Graham ignored my request and continued to scrutinise my half of the room. He could barely contain himself from intruding further on those great bemired feet.
‘Will you piss off!’ I roared at him.
He withdrew behind the curtain reluctantly and sat heavily upon his bed. But not soon enough; my experience of the heavenly light had been eliminated by his very presence.
As I expected, I was summoned into one of the management cubicles the following day.
I rose from my chair and approached the nearest cubicle door. I noted a static of tension pass across the shoulders and bowed heads of my colleagues who sat nearest my desk. But no one in the office looked at me, the dead man walking.
As instructed in the message that had been waiting for me when I came in that morning at 8.30, I knocked on the door of the cubicle office and entered.
Inside the semi-darkness of the tiny office I took my seat behind the desk. I was the only person present. A metal filing cabinet stood in one corner. The ceiling had the same polystyrene tiles as the main office space. The floor was tiled with linoleum squares the colour of the grey sky outside (at least when the black, toxic clouds dispersed from above the city).
The sole source of faint light was produced by a dim and occasionally flickering lamp. There was nothing else on the desk beside a black telephone. I sat and waited, and waited. I repeatedly checked my watch. I only realised that I had been sitting in silence for twenty minutes when a voice abruptly filled the room and drilled into the marrow of my bones.

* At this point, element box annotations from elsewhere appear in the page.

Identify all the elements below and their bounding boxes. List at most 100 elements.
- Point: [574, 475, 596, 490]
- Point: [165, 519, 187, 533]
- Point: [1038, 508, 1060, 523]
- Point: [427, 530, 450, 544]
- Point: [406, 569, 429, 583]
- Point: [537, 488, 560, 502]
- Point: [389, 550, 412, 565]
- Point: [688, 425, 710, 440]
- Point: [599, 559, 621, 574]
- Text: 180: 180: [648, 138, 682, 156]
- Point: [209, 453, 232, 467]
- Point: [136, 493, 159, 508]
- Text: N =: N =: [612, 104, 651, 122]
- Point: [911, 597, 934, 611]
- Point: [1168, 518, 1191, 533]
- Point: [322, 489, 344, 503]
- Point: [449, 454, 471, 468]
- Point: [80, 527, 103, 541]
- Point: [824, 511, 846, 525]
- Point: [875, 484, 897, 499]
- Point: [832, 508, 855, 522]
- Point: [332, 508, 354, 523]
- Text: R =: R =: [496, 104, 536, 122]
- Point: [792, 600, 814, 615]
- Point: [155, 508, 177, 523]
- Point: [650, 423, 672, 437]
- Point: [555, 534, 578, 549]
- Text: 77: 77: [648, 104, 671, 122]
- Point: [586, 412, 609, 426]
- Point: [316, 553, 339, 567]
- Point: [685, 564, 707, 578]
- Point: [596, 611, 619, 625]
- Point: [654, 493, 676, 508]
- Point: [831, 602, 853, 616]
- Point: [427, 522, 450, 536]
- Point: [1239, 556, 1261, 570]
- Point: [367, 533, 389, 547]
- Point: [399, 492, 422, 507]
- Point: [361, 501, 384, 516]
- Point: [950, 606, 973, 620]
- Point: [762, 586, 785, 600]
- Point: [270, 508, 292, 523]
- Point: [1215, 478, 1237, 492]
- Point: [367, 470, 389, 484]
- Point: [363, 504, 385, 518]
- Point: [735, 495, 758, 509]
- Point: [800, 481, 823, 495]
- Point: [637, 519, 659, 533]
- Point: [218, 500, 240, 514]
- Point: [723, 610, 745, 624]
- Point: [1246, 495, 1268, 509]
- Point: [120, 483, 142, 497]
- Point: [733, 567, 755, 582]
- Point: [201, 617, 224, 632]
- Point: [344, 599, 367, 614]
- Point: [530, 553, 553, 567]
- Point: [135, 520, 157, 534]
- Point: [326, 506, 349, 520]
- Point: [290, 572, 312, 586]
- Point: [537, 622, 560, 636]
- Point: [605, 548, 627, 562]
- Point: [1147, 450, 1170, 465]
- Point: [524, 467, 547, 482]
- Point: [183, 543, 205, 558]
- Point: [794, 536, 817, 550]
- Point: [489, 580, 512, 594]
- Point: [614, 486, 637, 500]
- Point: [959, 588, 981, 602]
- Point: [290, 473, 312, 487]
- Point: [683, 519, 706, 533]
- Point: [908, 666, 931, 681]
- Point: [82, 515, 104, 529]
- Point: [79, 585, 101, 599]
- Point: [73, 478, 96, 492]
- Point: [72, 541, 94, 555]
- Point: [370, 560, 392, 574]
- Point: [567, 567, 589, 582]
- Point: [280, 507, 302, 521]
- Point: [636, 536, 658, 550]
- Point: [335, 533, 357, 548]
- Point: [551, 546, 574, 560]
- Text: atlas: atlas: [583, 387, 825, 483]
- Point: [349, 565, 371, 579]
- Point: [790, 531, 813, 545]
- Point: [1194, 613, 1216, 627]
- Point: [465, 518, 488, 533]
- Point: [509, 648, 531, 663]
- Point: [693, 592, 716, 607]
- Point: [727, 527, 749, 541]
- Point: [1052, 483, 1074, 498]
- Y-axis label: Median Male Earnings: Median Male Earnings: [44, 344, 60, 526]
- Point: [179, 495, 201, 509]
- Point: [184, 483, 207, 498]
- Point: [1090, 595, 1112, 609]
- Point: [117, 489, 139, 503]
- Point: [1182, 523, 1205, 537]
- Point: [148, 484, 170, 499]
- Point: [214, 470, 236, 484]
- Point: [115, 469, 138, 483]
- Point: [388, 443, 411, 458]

Flinching in my chair, I gasped loudly, and then became angry when I understood the obvious management technique; to let apprehension and fear build within an interviewee, before startling them by the sudden breaking of the silence at an unnatural volume.
The voice was broadcast from the phone’s speaker, a small grid built into the base of the phone that enabled conference calls. The voice reminded me of an old ventriloquist dummy, or even Mr Punch: the sound was camp but screechy, its tone amused and insincere. I suspected the voice was a recording too, because it gave me no opportunity to respond at any point during the monologue. I was also unsure of the speaker’s sex, but, as I listened to the voice, I imagined the gaudily painted face of a horrible little man. A figure who had once sat down, read from a card and recorded his voice onto a machine, somewhere upstairs in this building. As the company’s official spiel was recited, I imagined the eyes in the speaker’s face had been alight with sadistic mirth.